The logic is basically; find where column B (the group) matches the specified group. This is an array with 0/1s. Multiply that array with the value array. Now we have an array with either 0s or the values from the specified group. Take max of that.

Group	Max value
A	4
B	10
C	20

However, when evaluating the formula above, I get the following error. I have uploaded a minimal test file on https://ufile.io/z6qg4 The 3 red cells are the only ones with formulas and it is when I evaluate them that I get this error.

WARNING: Incomplete code - cannot handle first arg of type (org.apache.poi.ss.formula.eval.NumberEval) for cell G4
java.lang.RuntimeException: Incomplete code - cannot handle first arg of type (org.apache.poi.ss.formula.eval.NumberEval)
	at org.apache.poi.ss.formula.functions.Index.convertFirstArg(Index.java:106)
	at org.apache.poi.ss.formula.functions.Index.evaluate(Index.java:50)
	at org.apache.poi.ss.formula.functions.Index.evaluate(Index.java:114)
	at org.apache.poi.ss.formula.OperationEvaluatorFactory.evaluate(OperationEvaluatorFactory.java:132)
	at org.apache.poi.ss.formula.WorkbookEvaluator.evaluateFormula(WorkbookEvaluator.java:523)
	at org.apache.poi.ss.formula.WorkbookEvaluator.evaluateAny(WorkbookEvaluator.java:290)
	at org.apache.poi.ss.formula.WorkbookEvaluator.evaluate(WorkbookEvaluator.java:232)
	at org.apache.poi.xssf.usermodel.BaseXSSFFormulaEvaluator.evaluateFormulaCellValue(BaseXSSFFormulaEvaluator.java:65)
	at org.apache.poi.ss.formula.BaseFormulaEvaluator.evaluateFormulaCellEnum(BaseFormulaEvaluator.java:192)
	at org.apache.poi.ss.usermodel.DataFormatter.formatCellValue(DataFormatter.java:887)
Comment 1 Yegor Kozlov 2017-12-18 16:13:28 UTC
Should be fixed in r1818587

The fix includes two important changes:

1. Support for evaluating relational operators in array mode.
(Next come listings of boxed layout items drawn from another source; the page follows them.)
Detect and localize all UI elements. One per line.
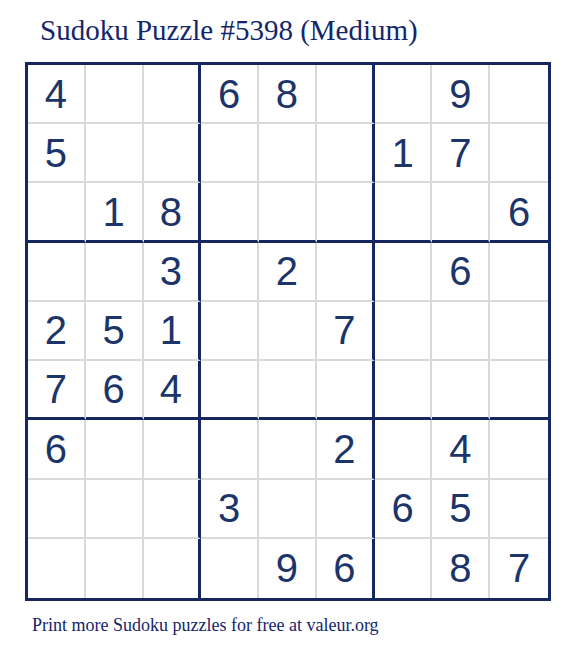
cell-r4c3[interactable]: 3 bbox=[144, 243, 202, 302]
cell-r9c8[interactable]: 8 bbox=[432, 539, 490, 598]
cell-r9c6[interactable]: 6 bbox=[317, 539, 375, 598]
cell-r2c4[interactable] bbox=[201, 124, 259, 183]
cell-r4c5[interactable]: 2 bbox=[259, 243, 317, 302]
cell-r8c3[interactable] bbox=[144, 480, 202, 539]
cell-r6c6[interactable] bbox=[317, 361, 375, 420]
sudoku-page: Sudoku Puzzle #5398 (Medium) 46895171863… bbox=[0, 0, 574, 651]
cell-r7c5[interactable] bbox=[259, 420, 317, 479]
cell-r2c7[interactable]: 1 bbox=[375, 124, 433, 183]
cell-r1c7[interactable] bbox=[375, 65, 433, 124]
page-title: Sudoku Puzzle #5398 (Medium) bbox=[40, 14, 418, 47]
cell-r7c9[interactable] bbox=[490, 420, 548, 479]
cell-r5c5[interactable] bbox=[259, 302, 317, 361]
cell-r1c9[interactable] bbox=[490, 65, 548, 124]
cell-r5c6[interactable]: 7 bbox=[317, 302, 375, 361]
cell-r6c2[interactable]: 6 bbox=[86, 361, 144, 420]
sudoku-grid: 468951718632625177646243659687 bbox=[25, 62, 551, 601]
cell-r6c8[interactable] bbox=[432, 361, 490, 420]
cell-r4c9[interactable] bbox=[490, 243, 548, 302]
cell-r3c7[interactable] bbox=[375, 183, 433, 242]
cell-r6c4[interactable] bbox=[201, 361, 259, 420]
cell-r4c2[interactable] bbox=[86, 243, 144, 302]
cell-r9c1[interactable] bbox=[28, 539, 86, 598]
cell-r6c9[interactable] bbox=[490, 361, 548, 420]
cell-r3c4[interactable] bbox=[201, 183, 259, 242]
cell-r8c2[interactable] bbox=[86, 480, 144, 539]
cell-r5c8[interactable] bbox=[432, 302, 490, 361]
cell-r2c8[interactable]: 7 bbox=[432, 124, 490, 183]
cell-r8c7[interactable]: 6 bbox=[375, 480, 433, 539]
cell-r6c5[interactable] bbox=[259, 361, 317, 420]
cell-r8c4[interactable]: 3 bbox=[201, 480, 259, 539]
cell-r8c8[interactable]: 5 bbox=[432, 480, 490, 539]
cell-r2c5[interactable] bbox=[259, 124, 317, 183]
cell-r5c2[interactable]: 5 bbox=[86, 302, 144, 361]
cell-r8c5[interactable] bbox=[259, 480, 317, 539]
cell-r3c3[interactable]: 8 bbox=[144, 183, 202, 242]
cell-r5c3[interactable]: 1 bbox=[144, 302, 202, 361]
cell-r7c4[interactable] bbox=[201, 420, 259, 479]
cell-r1c2[interactable] bbox=[86, 65, 144, 124]
cell-r1c1[interactable]: 4 bbox=[28, 65, 86, 124]
cell-r3c1[interactable] bbox=[28, 183, 86, 242]
cell-r1c5[interactable]: 8 bbox=[259, 65, 317, 124]
cell-r7c1[interactable]: 6 bbox=[28, 420, 86, 479]
cell-r2c3[interactable] bbox=[144, 124, 202, 183]
cell-r7c6[interactable]: 2 bbox=[317, 420, 375, 479]
cell-r4c1[interactable] bbox=[28, 243, 86, 302]
cell-r7c7[interactable] bbox=[375, 420, 433, 479]
cell-r6c3[interactable]: 4 bbox=[144, 361, 202, 420]
cell-r1c4[interactable]: 6 bbox=[201, 65, 259, 124]
cell-r7c2[interactable] bbox=[86, 420, 144, 479]
cell-r2c1[interactable]: 5 bbox=[28, 124, 86, 183]
cell-r7c3[interactable] bbox=[144, 420, 202, 479]
cell-r4c4[interactable] bbox=[201, 243, 259, 302]
cell-r3c9[interactable]: 6 bbox=[490, 183, 548, 242]
cell-r3c2[interactable]: 1 bbox=[86, 183, 144, 242]
cell-r1c3[interactable] bbox=[144, 65, 202, 124]
cell-r9c9[interactable]: 7 bbox=[490, 539, 548, 598]
cell-r9c5[interactable]: 9 bbox=[259, 539, 317, 598]
cell-r8c9[interactable] bbox=[490, 480, 548, 539]
cell-r6c1[interactable]: 7 bbox=[28, 361, 86, 420]
cell-r4c6[interactable] bbox=[317, 243, 375, 302]
cell-r1c8[interactable]: 9 bbox=[432, 65, 490, 124]
cell-r8c6[interactable] bbox=[317, 480, 375, 539]
cell-r5c7[interactable] bbox=[375, 302, 433, 361]
cell-r2c9[interactable] bbox=[490, 124, 548, 183]
cell-r3c5[interactable] bbox=[259, 183, 317, 242]
cell-r5c9[interactable] bbox=[490, 302, 548, 361]
cell-r7c8[interactable]: 4 bbox=[432, 420, 490, 479]
cell-r5c4[interactable] bbox=[201, 302, 259, 361]
cell-r2c2[interactable] bbox=[86, 124, 144, 183]
cell-r4c8[interactable]: 6 bbox=[432, 243, 490, 302]
cell-r3c8[interactable] bbox=[432, 183, 490, 242]
cell-r4c7[interactable] bbox=[375, 243, 433, 302]
cell-r9c3[interactable] bbox=[144, 539, 202, 598]
cell-r9c4[interactable] bbox=[201, 539, 259, 598]
cell-r5c1[interactable]: 2 bbox=[28, 302, 86, 361]
cell-r1c6[interactable] bbox=[317, 65, 375, 124]
cell-r9c2[interactable] bbox=[86, 539, 144, 598]
cell-r6c7[interactable] bbox=[375, 361, 433, 420]
cell-r8c1[interactable] bbox=[28, 480, 86, 539]
cell-r9c7[interactable] bbox=[375, 539, 433, 598]
cell-r3c6[interactable] bbox=[317, 183, 375, 242]
footer-text: Print more Sudoku puzzles for free at va… bbox=[32, 615, 379, 636]
cell-r2c6[interactable] bbox=[317, 124, 375, 183]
Before this fix POI always de-referenced the first value  and $B$2:$B$11=F2 evaluated as $B$2=F2 . Now it should correctly evaluate it to an array of {TRUE, FALSE, ..... }. 

2. Recognize 'array' evaluation mode from the formula context. Normally, array arithmetic is used in array formulas (those saved with Ctrl-Shift-Enter).  The INDEX function seems to be a special case: if row_num or column_num are omitted or set to 0, INDEX returns an array of the entire column or row. I had to tweak the evaluator to recognize it.